Enfin, un truc de taré.
L'auteur
qui maitrise la chose superbement,
c'est Tournier, un écrivain
connu aussi pour "Vendredi
ou les limbes du Pacifique"
un autre superbe bouquin qui se
passe un vendredi dans... euh...
le Pacifique, mais, bon, comme
y'a bien longtemps que je l'ai
lu, je peux me tromper, j'y retourne
dès que possible, l'auteur,
dis-je (j'espère que tu
te perds pas dans cette putain
de phrase (en ce moment je lis
beaucoup Proust, ceci expliquant
sûrement cela), bref, re-dis-je,
Tournier raconte tout ce qui arrive
de génial au non-héros
et donne la vision du même
non-héros, il s'appelle
Abel.
Et
c'est quoi ces événements
? Eh bien, on a droit au temps
de pensionnat du gars où
ça craint un peu et où
c'est pas forcément Disneyland.
Et puis, Abel devient un peu moins
jeune comme dans la vie et a une
attirance pas forcément
explicitée pour les enfants
mais, bon, voici qu'arrive la
guerre de 39 qui ne m'a pas tout
à fait déçu,
elle fut longue et massacrante
et je ne crache pas dessus...
Du
coup, ça arrange Abel,
on passe à autre chose
et notre gars devient bien sûr
un soldat nullo dans un régiment,
nullo aussi.

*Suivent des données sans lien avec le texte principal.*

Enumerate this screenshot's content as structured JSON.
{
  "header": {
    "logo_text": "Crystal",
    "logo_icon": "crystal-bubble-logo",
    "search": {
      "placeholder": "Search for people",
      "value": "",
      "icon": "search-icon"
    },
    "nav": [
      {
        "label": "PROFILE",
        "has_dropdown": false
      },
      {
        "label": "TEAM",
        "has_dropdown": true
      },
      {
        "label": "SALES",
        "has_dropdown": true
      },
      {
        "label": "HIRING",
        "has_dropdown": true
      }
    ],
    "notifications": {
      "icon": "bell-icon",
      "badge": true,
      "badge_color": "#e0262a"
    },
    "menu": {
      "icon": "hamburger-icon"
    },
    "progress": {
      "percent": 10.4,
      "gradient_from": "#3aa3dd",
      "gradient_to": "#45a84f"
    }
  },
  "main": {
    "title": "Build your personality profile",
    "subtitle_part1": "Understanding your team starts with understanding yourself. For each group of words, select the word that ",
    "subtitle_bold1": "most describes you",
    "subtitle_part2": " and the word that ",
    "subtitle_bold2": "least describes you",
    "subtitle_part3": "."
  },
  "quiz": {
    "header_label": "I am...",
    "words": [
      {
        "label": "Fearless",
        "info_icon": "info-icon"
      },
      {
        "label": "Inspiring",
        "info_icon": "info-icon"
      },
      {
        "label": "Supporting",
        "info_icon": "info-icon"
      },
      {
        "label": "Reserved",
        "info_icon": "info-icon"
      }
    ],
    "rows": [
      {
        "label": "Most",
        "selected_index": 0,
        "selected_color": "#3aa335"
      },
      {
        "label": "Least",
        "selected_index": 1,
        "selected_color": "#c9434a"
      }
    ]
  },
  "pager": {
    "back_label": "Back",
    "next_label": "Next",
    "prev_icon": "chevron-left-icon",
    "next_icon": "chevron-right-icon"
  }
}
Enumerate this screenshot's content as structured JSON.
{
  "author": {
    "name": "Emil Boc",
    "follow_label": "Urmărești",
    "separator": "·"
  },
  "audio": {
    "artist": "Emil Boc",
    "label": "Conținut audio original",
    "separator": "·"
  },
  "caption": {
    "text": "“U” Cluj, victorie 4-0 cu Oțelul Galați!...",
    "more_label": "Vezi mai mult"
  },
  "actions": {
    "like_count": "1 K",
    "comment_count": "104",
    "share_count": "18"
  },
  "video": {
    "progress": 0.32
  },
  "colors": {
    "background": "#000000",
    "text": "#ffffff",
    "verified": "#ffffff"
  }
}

Alors il est fait
prisonnier et envoyé loin
là-bas en Allemagne, peut-être
plus loin même. Et ce dépaysement
transforme notre personnage. On
le met au boulot sur les terres
d'un sale connard sanguinaire
nommé Göring, t'as
dû sûrement en entendre
parler même si c'est pas
ta période.
Puis,
comme par hasard, notre Abel (enfin,
le sien) se retrouve dans un camp
en contact avec des jeunes nazis.
Et, comme c'est la débacle,
les adultes du camp s'en vont
sur le front et le gus reste seul
avec une centaine de pré-ados
mais, les bolcheviques arrivent
le couteau entre les dents, si
l'on peut dire, et font tout péter.
Tout le monde est tué...
sauf Abel, faut ça.
Mais
bon, il découvre les horreurs
des camps de concentration, fuit
avec un enfant juif sur ses épaules
comme le roi des aulnes jadis
ogre voleur d'enfants justement
et s'en va plus loin près
d'une forêt pour une fin
où chacun y voit un peu
ce qu'il veut... ou pas.
Bref,
avec en bonus quelques superbes
divagations mythologico-psychologiques
vaseuses et de charmants arrêts
sur des paysages désolés,
j'ai kiffé grave.
Du coup je trouve que Tournier
avait bien mérité
le Goncourt.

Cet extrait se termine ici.